The story of Worship Team Academy's first band.

Kyle Wilt heard the prison gate clink shut behind him, but he wasn’t afraid. He and four friends, David Cole, Herman Theodorus, Terry Willhoite, and Karl Binger were there on a mission—to lead worship for the inmates at the Bridgeport Women’s Facility in Bridgeport, Texas. Playing together in a worship band wasn’t something they could’ve predicted only a short time before when they entered Gateway’s Worship Team Academy (WTA). After all, playing the drums was more of a hobby before Kyle started taking lessons at WTA. “I wanted to learn how to play in a worship setting,” he says, “which is less performance-based and more improvisational.”

WTA’s program is designed not only to teach people the fundamentals of how to play a variety of instruments (drums, guitar, bass, keyboard, and vocals) but also to train them to be passionate worshippers. The program is comprised of 12-week semesters geared toward musicians of all skill levels from beginner to advanced. “All the guys in the band started at different levels, but we graduated at the same time,” he says. “We were at dinner after graduation and I heard the Lord tell me, ‘This is your band.’”

For many people who go through the WTA program, starting a band isn’t exactly on their radar. Many are hoping for an opportunity to lead worship on a Gateway platform. And while the program is helping to develop future Gateway worship leaders, it’s greater purpose is to impact the kingdom of God. “The program is really teaching you how to live a lifestyle of worship and take it outside of Gateway,” says Kyle.

So, armed with the knowledge they’d learned in their semesters at WTA, the group of guys began to ask the question, What now? That’s when opportunity opened a heavy steel door. “I asked the guys, ‘What do you think about playing in a prison with me?’” says Kyle. After some initial apprehension, the group agreed and started the process of preparing for the gig, rehearsing at David’s house, and playing many of the songs they learned at WTA.

The worship service at the prison went better than Kyle and the band expected. “Twenty of the 80 women who attended got saved,” he says. “I didn’t really tell anybody about this project. It wasn’t until later that I realized what we did was kind of a big deal.”
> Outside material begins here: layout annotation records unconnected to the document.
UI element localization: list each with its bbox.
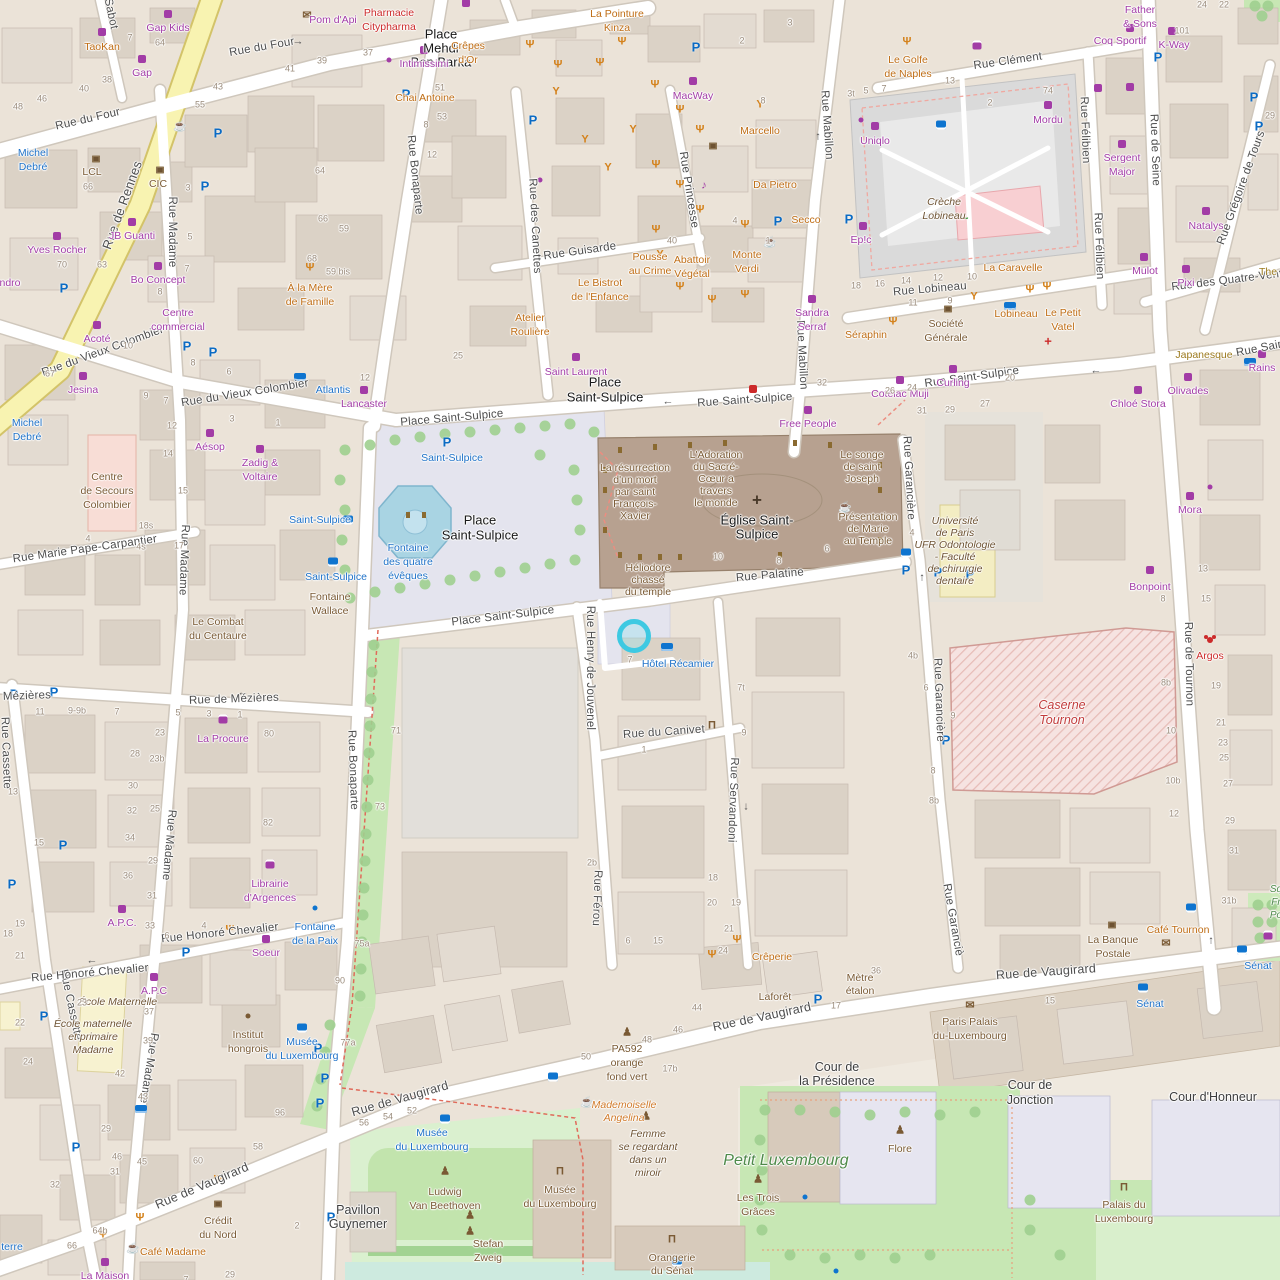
housenumber-label: 96	[275, 1109, 285, 1118]
poi-label: JB Guanti	[109, 231, 155, 242]
shop-icon[interactable]	[101, 1258, 109, 1266]
housenumber-label: 6	[226, 368, 231, 377]
poi-label: François-	[613, 499, 657, 510]
housenumber-label: 8	[157, 288, 162, 297]
restaurant-icon[interactable]: Ψ	[741, 220, 750, 231]
poi-label: Cour de	[815, 1061, 859, 1074]
housenumber-label: 31	[1229, 847, 1239, 856]
housenumber-label: 1	[641, 746, 646, 755]
restaurant-icon[interactable]: Ψ	[676, 282, 685, 293]
poi-label: Le Golfe	[888, 55, 928, 66]
restaurant-icon[interactable]: Ψ	[651, 80, 660, 91]
poi-label: de Marie	[848, 524, 889, 535]
poi-label: Roulière	[510, 327, 549, 338]
bar-icon[interactable]: Y	[604, 163, 611, 174]
tree	[390, 435, 401, 446]
poi-label: Université	[932, 516, 979, 527]
poi-label: La Pointure	[590, 9, 644, 20]
poi-label: UFR Odontologie	[914, 540, 995, 551]
museum-icon[interactable]: Π	[556, 1167, 564, 1178]
housenumber-label: 1	[237, 711, 242, 720]
poi-label: Centre	[162, 308, 194, 319]
parking-icon[interactable]: P	[59, 839, 68, 852]
tree	[520, 563, 531, 574]
tree	[865, 1110, 876, 1121]
housenumber-label: 25	[453, 352, 463, 361]
bookshop-icon[interactable]	[219, 715, 228, 724]
poi-label: Mètre	[847, 973, 874, 984]
poi-label: Stefan	[473, 1239, 503, 1250]
map-canvas[interactable]: PPPPPPPPPPPPPPPPPPPPPPPPPPPPPP✉✉✉ΠΠΠΠ♟♟♟…	[0, 0, 1280, 1280]
parking-icon[interactable]: P	[814, 993, 823, 1006]
poi-label: du temple	[625, 587, 671, 598]
restaurant-icon[interactable]: Ψ	[741, 290, 750, 301]
poi-label: Pixi	[1178, 278, 1195, 289]
parking-icon[interactable]: P	[902, 564, 911, 577]
housenumber-label: 39	[317, 57, 327, 66]
poi-label: Les Trois	[737, 1193, 780, 1204]
housenumber-label: 18s	[139, 522, 154, 531]
housenumber-label: 10	[123, 342, 133, 351]
bank-icon[interactable]	[709, 143, 717, 150]
poi-label: Mora	[1178, 505, 1202, 516]
tree	[540, 421, 551, 432]
fountain-icon[interactable]	[313, 906, 318, 911]
housenumber-label: 31	[147, 892, 157, 901]
cafe-icon[interactable]: ☕	[173, 122, 187, 133]
poi-dot-icon[interactable]	[1208, 485, 1213, 490]
shop-icon[interactable]	[1182, 265, 1190, 273]
art-shop-icon[interactable]	[246, 1014, 251, 1019]
bus-stop-icon[interactable]	[901, 549, 911, 558]
poi-label: Institut	[233, 1030, 264, 1041]
shop-icon[interactable]	[360, 386, 368, 394]
restaurant-icon[interactable]: Ψ	[708, 295, 717, 306]
poi-label: Orangerie	[649, 1253, 696, 1264]
shop-icon[interactable]	[949, 365, 957, 373]
housenumber-label: 4	[732, 217, 737, 226]
street-label: Rue Cassette	[0, 717, 12, 789]
housenumber-label: 17	[174, 542, 184, 551]
housenumber-label: 3t	[847, 90, 855, 99]
shop-icon[interactable]	[1202, 207, 1210, 215]
poi-label: au Temple	[844, 536, 892, 547]
tree	[795, 1105, 806, 1116]
housenumber-label: 32	[50, 1181, 60, 1190]
housenumber-label: 20	[1005, 374, 1015, 383]
restaurant-icon[interactable]: Ψ	[526, 40, 535, 51]
parking-icon[interactable]: P	[1250, 91, 1259, 104]
poi-label: Paris Palais	[942, 1017, 997, 1028]
poi-label: Natalys	[1188, 221, 1223, 232]
shop-icon[interactable]	[1118, 140, 1126, 148]
housenumber-label: 39	[143, 1037, 153, 1046]
housenumber-label: 3	[206, 710, 211, 719]
poi-label: Free People	[779, 419, 836, 430]
housenumber-label: 12	[427, 151, 437, 160]
bar-icon[interactable]: Y	[552, 87, 559, 98]
poi-label: Gap	[132, 68, 152, 79]
tree	[1263, 1, 1274, 12]
housenumber-label: 50	[581, 1053, 591, 1062]
parking-icon[interactable]: P	[316, 1097, 325, 1110]
shop-icon[interactable]	[128, 218, 136, 226]
shop-icon[interactable]	[154, 262, 162, 270]
housenumber-label: 29	[1225, 817, 1235, 826]
housenumber-label: 19	[15, 920, 25, 929]
housenumber-label: 29	[225, 1271, 235, 1280]
restaurant-icon[interactable]: Ψ	[554, 60, 563, 71]
housenumber-label: 2	[294, 1222, 299, 1231]
poi-label: Pavillon	[336, 1204, 380, 1217]
housenumber-label: 21	[15, 952, 25, 961]
music-shop-icon[interactable]: ♪	[701, 181, 707, 192]
chapel-mark	[603, 527, 607, 533]
chapel-mark	[678, 554, 682, 560]
poi-label: étalon	[846, 986, 875, 997]
restaurant-icon[interactable]: Ψ	[903, 37, 912, 48]
poi-label: Lobineau	[922, 211, 965, 222]
poi-label: Cœur a	[698, 474, 734, 485]
poi-label: de Naples	[884, 69, 931, 80]
kiosk-icon[interactable]	[1264, 931, 1273, 940]
parking-icon[interactable]: P	[321, 1072, 330, 1085]
restaurant-icon[interactable]: Ψ	[676, 105, 685, 116]
bank-icon[interactable]	[92, 156, 100, 163]
restaurant-icon[interactable]: Ψ	[306, 263, 315, 274]
bar-icon[interactable]: Y	[970, 292, 977, 303]
hotel-icon[interactable]	[661, 643, 673, 651]
shop-icon[interactable]	[1134, 386, 1142, 394]
fountain-icon[interactable]	[834, 1269, 839, 1274]
poi-label: Fr	[1271, 898, 1280, 908]
poi-label: Cotélac Muji	[871, 389, 929, 400]
poi-label: Hôtel Récamier	[642, 659, 714, 670]
poi-label: du Nord	[199, 1230, 236, 1241]
bookshop-icon[interactable]	[973, 41, 982, 50]
poi-label: Végétal	[674, 269, 710, 280]
poi-dot-icon[interactable]	[859, 118, 864, 123]
tree	[365, 721, 376, 732]
bank-icon[interactable]	[156, 167, 164, 174]
statue-icon[interactable]: ♟	[622, 1028, 632, 1039]
housenumber-label: 46	[37, 95, 47, 104]
parking-icon[interactable]: P	[40, 1010, 49, 1023]
parking-icon[interactable]: P	[692, 41, 701, 54]
statue-icon[interactable]: ♟	[465, 1211, 475, 1222]
housenumber-label: 6	[164, 932, 169, 941]
poi-label: Argos	[1196, 651, 1223, 662]
fountain-icon[interactable]	[803, 1195, 808, 1200]
poi-label: Aésop	[195, 442, 225, 453]
poi-label: Le Bistrot	[578, 278, 622, 289]
poi-label: Serraf	[798, 322, 827, 333]
poi-label: K-Way	[1158, 40, 1189, 51]
shop-icon[interactable]	[871, 122, 879, 130]
poi-label: Angelina	[604, 1113, 645, 1124]
poi-label: Guynemer	[329, 1218, 387, 1231]
poi-label: Van Beethoven	[409, 1201, 480, 1212]
church-cross-icon[interactable]: +	[752, 492, 762, 509]
poi-label: La Procure	[197, 734, 248, 745]
housenumber-label: 74	[1043, 87, 1053, 96]
poi-label: Chloé Stora	[1110, 399, 1165, 410]
poi-label: Da Pietro	[753, 180, 797, 191]
tree	[361, 829, 372, 840]
housenumber-label: 7t	[737, 684, 745, 693]
housenumber-label: 24	[907, 384, 917, 393]
poi-label: miroir	[635, 1168, 661, 1179]
shop-icon[interactable]	[138, 55, 146, 63]
housenumber-label: 42	[115, 1070, 125, 1079]
parking-icon[interactable]: P	[845, 213, 854, 226]
shop-icon[interactable]	[859, 222, 867, 230]
restaurant-icon[interactable]: Ψ	[733, 935, 742, 946]
pet-shop-icon[interactable]	[1207, 637, 1213, 643]
shop-icon[interactable]	[1184, 373, 1192, 381]
shop-icon[interactable]	[79, 372, 87, 380]
parking-icon[interactable]: P	[182, 946, 191, 959]
fire-hydrant-icon[interactable]	[749, 385, 757, 393]
poi-label: Fontaine	[388, 543, 429, 554]
street-label: Rue Félibien	[1077, 96, 1091, 163]
bus-stop-icon[interactable]	[297, 1024, 307, 1033]
housenumber-label: 15	[1201, 595, 1211, 604]
shop-icon[interactable]	[1186, 492, 1194, 500]
poi-label: Gap Kids	[146, 23, 189, 34]
housenumber-label: 90	[335, 977, 345, 986]
housenumber-label: 16	[875, 280, 885, 289]
tree	[465, 427, 476, 438]
housenumber-label: 37	[363, 49, 373, 58]
bus-stop-icon[interactable]	[936, 121, 946, 130]
pharmacy-icon[interactable]: +	[1044, 335, 1052, 348]
shop-icon[interactable]	[206, 429, 214, 437]
poi-label: Crêperie	[752, 952, 792, 963]
taxi-icon[interactable]	[1186, 904, 1196, 913]
museum-icon[interactable]: Π	[708, 721, 716, 732]
housenumber-label: 70	[57, 261, 67, 270]
poi-label: Acoté	[84, 334, 111, 345]
poi-label: Wallace	[312, 606, 349, 617]
street-label: Rue de Seine	[1147, 114, 1161, 186]
tree	[369, 640, 380, 651]
parking-icon[interactable]: P	[1154, 51, 1163, 64]
poi-label: travers	[700, 486, 732, 497]
shop-icon[interactable]	[896, 376, 904, 384]
poi-label: Musée	[544, 1185, 576, 1196]
shop-icon[interactable]	[93, 321, 101, 329]
restaurant-icon[interactable]: Ψ	[1026, 285, 1035, 296]
poi-label: Curling	[936, 378, 969, 389]
housenumber-label: 53	[437, 113, 447, 122]
poi-label: Sénat	[1136, 999, 1163, 1010]
restaurant-icon[interactable]: Ψ	[696, 125, 705, 136]
parking-icon[interactable]: P	[529, 114, 538, 127]
housenumber-label: 8	[423, 121, 428, 130]
parking-icon[interactable]: P	[201, 180, 210, 193]
restaurant-icon[interactable]: Ψ	[708, 950, 717, 961]
poi-label: Sergent	[1104, 153, 1141, 164]
shop-icon[interactable]	[1094, 84, 1102, 92]
tree	[470, 571, 481, 582]
poi-label: Cour de	[1008, 1079, 1052, 1092]
statue-icon[interactable]: ♟	[895, 1126, 905, 1137]
shop-icon[interactable]	[572, 353, 580, 361]
tree	[589, 427, 600, 438]
shop-icon[interactable]	[98, 28, 106, 36]
housenumber-label: 41	[285, 65, 295, 74]
housenumber-label: 18	[851, 282, 861, 291]
chapel-mark	[878, 487, 882, 493]
chapel-mark	[658, 554, 662, 560]
parking-icon[interactable]: P	[60, 282, 69, 295]
poi-label: Le Petit	[1045, 308, 1081, 319]
poi-label: Sandra	[795, 308, 829, 319]
tree	[935, 1110, 946, 1121]
housenumber-label: 40	[79, 85, 89, 94]
shop-icon[interactable]	[150, 973, 158, 981]
restaurant-icon[interactable]: Ψ	[136, 1213, 145, 1224]
housenumber-label: 6	[824, 545, 829, 554]
shop-icon[interactable]	[262, 935, 270, 943]
oneway-arrow: ↑	[919, 573, 925, 584]
tree	[325, 1020, 336, 1031]
tree	[515, 423, 526, 434]
housenumber-label: 8	[760, 97, 765, 106]
bar-icon[interactable]: Y	[629, 125, 636, 136]
housenumber-label: 26	[885, 387, 895, 396]
cafe-icon[interactable]: ☕	[126, 1244, 140, 1255]
poi-label: de Paris	[936, 528, 975, 539]
restaurant-icon[interactable]: Ψ	[652, 225, 661, 236]
poi-dot-icon[interactable]	[387, 58, 392, 63]
parking-icon[interactable]: P	[209, 346, 218, 359]
street-label: Rue Madame	[165, 196, 177, 267]
bookshop-icon[interactable]	[266, 860, 275, 869]
poi-label: Place	[425, 28, 458, 41]
museum-icon[interactable]: Π	[668, 1235, 676, 1246]
housenumber-label: 68	[307, 255, 317, 264]
poi-label: La Caravelle	[984, 263, 1043, 274]
shop-icon[interactable]	[462, 0, 470, 7]
statue-icon[interactable]: ♟	[465, 1227, 475, 1238]
bank-icon[interactable]	[1108, 922, 1116, 929]
shop-icon[interactable]	[804, 406, 812, 414]
shop-icon[interactable]	[689, 77, 697, 85]
housenumber-label: 71	[391, 727, 401, 736]
housenumber-label: 8b	[1161, 679, 1171, 688]
parking-icon[interactable]: P	[774, 215, 783, 228]
parking-icon[interactable]: P	[72, 1141, 81, 1154]
restaurant-icon[interactable]: Ψ	[889, 317, 898, 328]
shop-icon[interactable]	[256, 445, 264, 453]
tree	[1250, 1, 1261, 12]
bus-stop-icon[interactable]	[328, 558, 338, 567]
shop-icon[interactable]	[118, 905, 126, 913]
restaurant-icon[interactable]: Ψ	[1043, 282, 1052, 293]
action-highlight-circle[interactable]	[617, 619, 651, 653]
poi-label: Le songe	[840, 450, 883, 461]
housenumber-label: 56	[359, 1119, 369, 1128]
bus-stop-icon[interactable]	[440, 1115, 450, 1124]
poi-label: TaoKan	[84, 42, 120, 53]
shop-icon[interactable]	[53, 232, 61, 240]
restaurant-icon[interactable]: Ψ	[618, 37, 627, 48]
bus-stop-icon[interactable]	[548, 1073, 558, 1082]
poi-label: orange	[611, 1058, 644, 1069]
housenumber-label: 24	[1197, 1, 1207, 10]
poi-label: Rains	[1249, 363, 1276, 374]
street-label: e Mézières	[0, 690, 51, 704]
poi-label: Pousse	[632, 252, 667, 263]
tree	[890, 1253, 901, 1264]
housenumber-label: 24	[718, 947, 728, 956]
poi-label: du Centaure	[189, 631, 247, 642]
post-icon[interactable]: ✉	[965, 1001, 974, 1012]
shop-icon[interactable]	[1126, 83, 1134, 91]
tree	[569, 465, 580, 476]
statue-icon[interactable]: ♟	[753, 1175, 763, 1186]
statue-icon[interactable]: ♟	[440, 1167, 450, 1178]
poi-label: Xavier	[620, 511, 650, 522]
housenumber-label: 8b	[929, 797, 939, 806]
poi-label: Flore	[888, 1144, 912, 1155]
poi-label: de Famille	[286, 297, 334, 308]
bank-icon[interactable]	[214, 1201, 222, 1208]
tree	[785, 1250, 796, 1261]
parking-icon[interactable]: P	[183, 340, 192, 353]
tree	[570, 555, 581, 566]
parking-icon[interactable]: P	[8, 878, 17, 891]
poi-label: À la Mère	[288, 283, 333, 294]
housenumber-label: 54	[383, 1113, 393, 1122]
poi-label: Vatel	[1051, 322, 1074, 333]
tree	[535, 450, 546, 461]
restaurant-icon[interactable]: Ψ	[596, 58, 605, 69]
parking-icon[interactable]: P	[214, 127, 223, 140]
bank-icon[interactable]	[944, 306, 952, 313]
parking-icon[interactable]: P	[443, 436, 452, 449]
hotel-icon[interactable]	[135, 1105, 147, 1113]
poi-label: Pom d'Api	[309, 15, 357, 26]
housenumber-label: 24	[23, 1058, 33, 1067]
shop-icon[interactable]	[1140, 253, 1148, 261]
poi-label: Séraphin	[845, 330, 887, 341]
housenumber-label: 66	[83, 183, 93, 192]
post-icon[interactable]: ✉	[1161, 939, 1170, 950]
poi-label: Crêpes	[451, 41, 485, 52]
poi-label: Fontaine	[295, 922, 336, 933]
shop-icon[interactable]	[808, 295, 816, 303]
bar-icon[interactable]: Y	[581, 135, 588, 146]
tree	[367, 667, 378, 678]
shop-icon[interactable]	[1044, 101, 1052, 109]
shop-icon[interactable]	[164, 10, 172, 18]
chapel-mark	[723, 440, 727, 446]
housenumber-label: 15	[653, 937, 663, 946]
restaurant-icon[interactable]: Ψ	[652, 160, 661, 171]
castle-icon[interactable]: Π	[1120, 1183, 1128, 1194]
bus-stop-icon[interactable]	[1138, 984, 1148, 993]
chapel-mark	[422, 512, 426, 518]
poi-label: & Sons	[1123, 19, 1157, 30]
shop-icon[interactable]	[1146, 566, 1154, 574]
poi-label: Major	[1109, 167, 1135, 178]
poi-label: Sq	[1270, 885, 1280, 895]
bus-stop-icon[interactable]	[1237, 946, 1247, 955]
housenumber-label: 12	[933, 274, 943, 283]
This is what the program is all about—equipping people to lead worship in a number of venues, from their homes to the mission field, local churches, prisons, and beyond. And for Kyle and the band (called Bridgeport Worship), this is only the beginning of a new ministry opportunity. The band is in talks to lead worship at some Teen Challenge events and even plan to lead worship in churches who aren’t able to put together a full worship team of their own.

“It’s turned into something I didn’t expect,” says Kyle. “I wouldn’t be doing what I’m doing now if it wasn’t for WTA. My life has changed paths from what I thought worship was, and for that I’m grateful.”